DEVICEtranscutaneous auricular vagus nerve stimulation

Participants will receive active transcutaneous auricular vagus nerve stimulation plus tirzepatide 5 mg for 12 weeks. Active stimulation will be delivered to the bilateral cymba conchae, an auricular region innervated by the auricular branch of the vagus nerve. Stimulation will use an intermittent waveform of 15 seconds on and 5 seconds off at 20 Hz, with a pulse width of 0.2 ms. Stimulation intensity will be titrated from 0 mA to a level that produces mild tingling without obvious discomfort, usually 1.0-2.5 mA. Stimulation will be administered twice daily for 30 minutes per session, 5 days per week, for 12 weeks.
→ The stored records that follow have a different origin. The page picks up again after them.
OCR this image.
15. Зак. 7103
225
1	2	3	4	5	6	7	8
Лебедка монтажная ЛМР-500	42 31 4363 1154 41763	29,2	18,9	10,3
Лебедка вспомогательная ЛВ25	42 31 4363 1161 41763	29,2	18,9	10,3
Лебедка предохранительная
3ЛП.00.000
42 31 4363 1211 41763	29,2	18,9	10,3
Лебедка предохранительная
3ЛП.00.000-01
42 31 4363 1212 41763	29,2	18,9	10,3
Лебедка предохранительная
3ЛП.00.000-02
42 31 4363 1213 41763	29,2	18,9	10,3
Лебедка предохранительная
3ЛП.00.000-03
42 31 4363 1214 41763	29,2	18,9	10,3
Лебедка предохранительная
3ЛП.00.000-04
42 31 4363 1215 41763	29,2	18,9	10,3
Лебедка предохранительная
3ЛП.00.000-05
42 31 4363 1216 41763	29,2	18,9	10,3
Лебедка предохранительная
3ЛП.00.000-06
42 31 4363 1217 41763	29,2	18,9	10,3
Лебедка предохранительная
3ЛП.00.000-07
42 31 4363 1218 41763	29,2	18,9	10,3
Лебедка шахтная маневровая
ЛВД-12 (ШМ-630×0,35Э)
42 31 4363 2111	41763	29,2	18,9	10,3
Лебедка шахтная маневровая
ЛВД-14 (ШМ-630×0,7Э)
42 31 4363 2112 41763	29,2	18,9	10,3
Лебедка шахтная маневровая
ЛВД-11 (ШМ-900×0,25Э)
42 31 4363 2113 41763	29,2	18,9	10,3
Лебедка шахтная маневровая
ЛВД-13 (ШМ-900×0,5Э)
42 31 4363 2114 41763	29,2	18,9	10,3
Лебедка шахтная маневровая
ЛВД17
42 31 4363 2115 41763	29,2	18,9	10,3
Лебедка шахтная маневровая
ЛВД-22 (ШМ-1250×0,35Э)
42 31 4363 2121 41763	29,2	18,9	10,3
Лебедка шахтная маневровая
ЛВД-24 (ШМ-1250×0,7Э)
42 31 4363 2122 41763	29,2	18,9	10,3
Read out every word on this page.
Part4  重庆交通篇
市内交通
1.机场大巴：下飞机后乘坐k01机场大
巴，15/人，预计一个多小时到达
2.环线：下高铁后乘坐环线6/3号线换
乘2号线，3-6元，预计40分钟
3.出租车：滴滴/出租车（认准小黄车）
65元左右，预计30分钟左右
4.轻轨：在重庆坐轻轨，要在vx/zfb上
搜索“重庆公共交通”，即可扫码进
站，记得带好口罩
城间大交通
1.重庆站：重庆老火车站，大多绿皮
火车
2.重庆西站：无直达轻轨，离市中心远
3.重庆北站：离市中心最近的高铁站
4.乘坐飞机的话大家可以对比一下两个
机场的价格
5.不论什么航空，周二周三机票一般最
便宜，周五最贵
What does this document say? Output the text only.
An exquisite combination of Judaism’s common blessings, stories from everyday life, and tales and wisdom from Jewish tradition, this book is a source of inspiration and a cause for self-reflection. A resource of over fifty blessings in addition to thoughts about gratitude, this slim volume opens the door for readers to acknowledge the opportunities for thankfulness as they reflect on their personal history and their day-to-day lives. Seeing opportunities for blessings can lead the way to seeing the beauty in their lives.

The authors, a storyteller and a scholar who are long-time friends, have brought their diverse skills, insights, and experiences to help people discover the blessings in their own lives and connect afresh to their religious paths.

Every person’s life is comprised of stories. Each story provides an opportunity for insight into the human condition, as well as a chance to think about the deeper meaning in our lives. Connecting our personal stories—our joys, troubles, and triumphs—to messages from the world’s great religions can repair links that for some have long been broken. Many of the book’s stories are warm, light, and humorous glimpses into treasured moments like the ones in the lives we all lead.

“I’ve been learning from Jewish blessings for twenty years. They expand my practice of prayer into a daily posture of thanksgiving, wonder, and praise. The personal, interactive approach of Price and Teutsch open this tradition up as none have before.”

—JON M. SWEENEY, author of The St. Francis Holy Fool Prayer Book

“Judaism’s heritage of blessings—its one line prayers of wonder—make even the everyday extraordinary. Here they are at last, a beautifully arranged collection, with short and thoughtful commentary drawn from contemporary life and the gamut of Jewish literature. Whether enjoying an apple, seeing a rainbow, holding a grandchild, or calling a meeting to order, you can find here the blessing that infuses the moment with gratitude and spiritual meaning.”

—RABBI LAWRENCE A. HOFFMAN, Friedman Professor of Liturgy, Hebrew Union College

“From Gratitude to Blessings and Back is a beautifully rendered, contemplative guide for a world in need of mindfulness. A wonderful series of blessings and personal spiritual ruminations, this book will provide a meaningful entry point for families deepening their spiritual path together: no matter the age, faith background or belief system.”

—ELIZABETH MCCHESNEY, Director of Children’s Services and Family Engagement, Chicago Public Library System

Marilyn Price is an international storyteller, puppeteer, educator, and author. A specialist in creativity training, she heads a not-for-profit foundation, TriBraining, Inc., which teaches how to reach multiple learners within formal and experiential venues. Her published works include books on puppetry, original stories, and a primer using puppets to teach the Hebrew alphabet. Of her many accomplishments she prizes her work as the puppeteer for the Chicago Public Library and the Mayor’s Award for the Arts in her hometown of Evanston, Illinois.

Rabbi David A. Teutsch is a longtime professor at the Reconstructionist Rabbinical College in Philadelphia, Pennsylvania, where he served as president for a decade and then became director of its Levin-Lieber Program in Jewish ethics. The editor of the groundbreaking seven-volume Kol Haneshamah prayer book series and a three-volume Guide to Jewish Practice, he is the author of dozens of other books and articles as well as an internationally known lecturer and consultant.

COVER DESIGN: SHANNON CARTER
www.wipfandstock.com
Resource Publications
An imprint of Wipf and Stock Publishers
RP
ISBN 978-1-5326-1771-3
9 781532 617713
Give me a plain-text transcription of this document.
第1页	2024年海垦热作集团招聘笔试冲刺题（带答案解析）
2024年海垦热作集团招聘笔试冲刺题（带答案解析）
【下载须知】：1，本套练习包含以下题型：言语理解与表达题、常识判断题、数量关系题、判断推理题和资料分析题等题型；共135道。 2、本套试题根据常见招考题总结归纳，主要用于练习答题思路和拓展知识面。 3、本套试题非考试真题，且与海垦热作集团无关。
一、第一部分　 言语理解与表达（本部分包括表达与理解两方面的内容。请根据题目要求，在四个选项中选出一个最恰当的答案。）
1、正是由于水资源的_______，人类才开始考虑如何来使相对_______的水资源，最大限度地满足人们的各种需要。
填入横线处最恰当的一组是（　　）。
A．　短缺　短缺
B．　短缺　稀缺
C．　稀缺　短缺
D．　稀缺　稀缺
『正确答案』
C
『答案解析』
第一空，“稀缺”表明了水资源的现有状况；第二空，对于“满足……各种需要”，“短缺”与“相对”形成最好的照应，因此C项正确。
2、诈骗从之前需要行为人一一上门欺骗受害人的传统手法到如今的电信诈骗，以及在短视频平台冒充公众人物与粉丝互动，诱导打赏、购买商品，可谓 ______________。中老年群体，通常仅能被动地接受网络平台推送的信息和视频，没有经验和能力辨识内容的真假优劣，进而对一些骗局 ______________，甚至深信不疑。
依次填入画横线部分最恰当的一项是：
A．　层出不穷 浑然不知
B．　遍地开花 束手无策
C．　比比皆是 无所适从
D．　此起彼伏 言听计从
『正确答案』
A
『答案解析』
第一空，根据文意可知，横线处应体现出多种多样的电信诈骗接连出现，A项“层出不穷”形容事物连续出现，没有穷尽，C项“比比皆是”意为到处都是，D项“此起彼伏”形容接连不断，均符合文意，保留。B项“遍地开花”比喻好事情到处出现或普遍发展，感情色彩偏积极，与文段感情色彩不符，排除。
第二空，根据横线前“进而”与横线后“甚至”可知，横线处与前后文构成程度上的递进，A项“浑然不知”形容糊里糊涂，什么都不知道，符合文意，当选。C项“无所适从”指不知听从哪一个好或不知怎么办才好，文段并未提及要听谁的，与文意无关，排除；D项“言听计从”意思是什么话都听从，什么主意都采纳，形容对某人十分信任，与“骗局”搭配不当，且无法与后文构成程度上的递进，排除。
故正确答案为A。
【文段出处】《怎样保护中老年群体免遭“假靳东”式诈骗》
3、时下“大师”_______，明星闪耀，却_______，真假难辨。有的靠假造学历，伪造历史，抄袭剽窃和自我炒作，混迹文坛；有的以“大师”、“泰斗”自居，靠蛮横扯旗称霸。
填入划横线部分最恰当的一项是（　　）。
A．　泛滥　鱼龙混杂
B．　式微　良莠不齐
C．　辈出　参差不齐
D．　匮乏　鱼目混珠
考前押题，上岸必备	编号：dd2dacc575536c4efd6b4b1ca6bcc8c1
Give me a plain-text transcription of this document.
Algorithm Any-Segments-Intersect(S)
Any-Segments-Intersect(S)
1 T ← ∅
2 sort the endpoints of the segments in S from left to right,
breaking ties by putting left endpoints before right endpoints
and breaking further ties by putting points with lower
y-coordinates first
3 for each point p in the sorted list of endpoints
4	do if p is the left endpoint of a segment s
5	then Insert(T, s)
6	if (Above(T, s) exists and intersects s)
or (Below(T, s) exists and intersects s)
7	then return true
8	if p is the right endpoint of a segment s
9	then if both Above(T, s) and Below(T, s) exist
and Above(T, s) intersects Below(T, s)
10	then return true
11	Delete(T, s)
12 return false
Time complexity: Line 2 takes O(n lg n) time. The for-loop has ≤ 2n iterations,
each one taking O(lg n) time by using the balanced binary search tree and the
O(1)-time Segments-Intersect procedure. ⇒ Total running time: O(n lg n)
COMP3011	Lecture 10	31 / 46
Tirzepatide will be administered as a subcutaneous injection once weekly.

DEVICESham

Participants will receive sham stimulation in addition to tirzepatide 5 mg for 12 weeks. Sham stimulation will be applied to the bilateral tail of the helix, an auricular site without vagus nerve distribution, whereas active taVNS targets the cymba conchae, which is innervated by the auricular branch of the vagus nerve. The sham group will use the same waveform parameters, stimulation intensity titration, and treatment schedule as the active group, namely twice daily for 30 minutes per session, 5 days per week, for 12 weeks. Tirzepatide will be administered as a subcutaneous injection once weekly.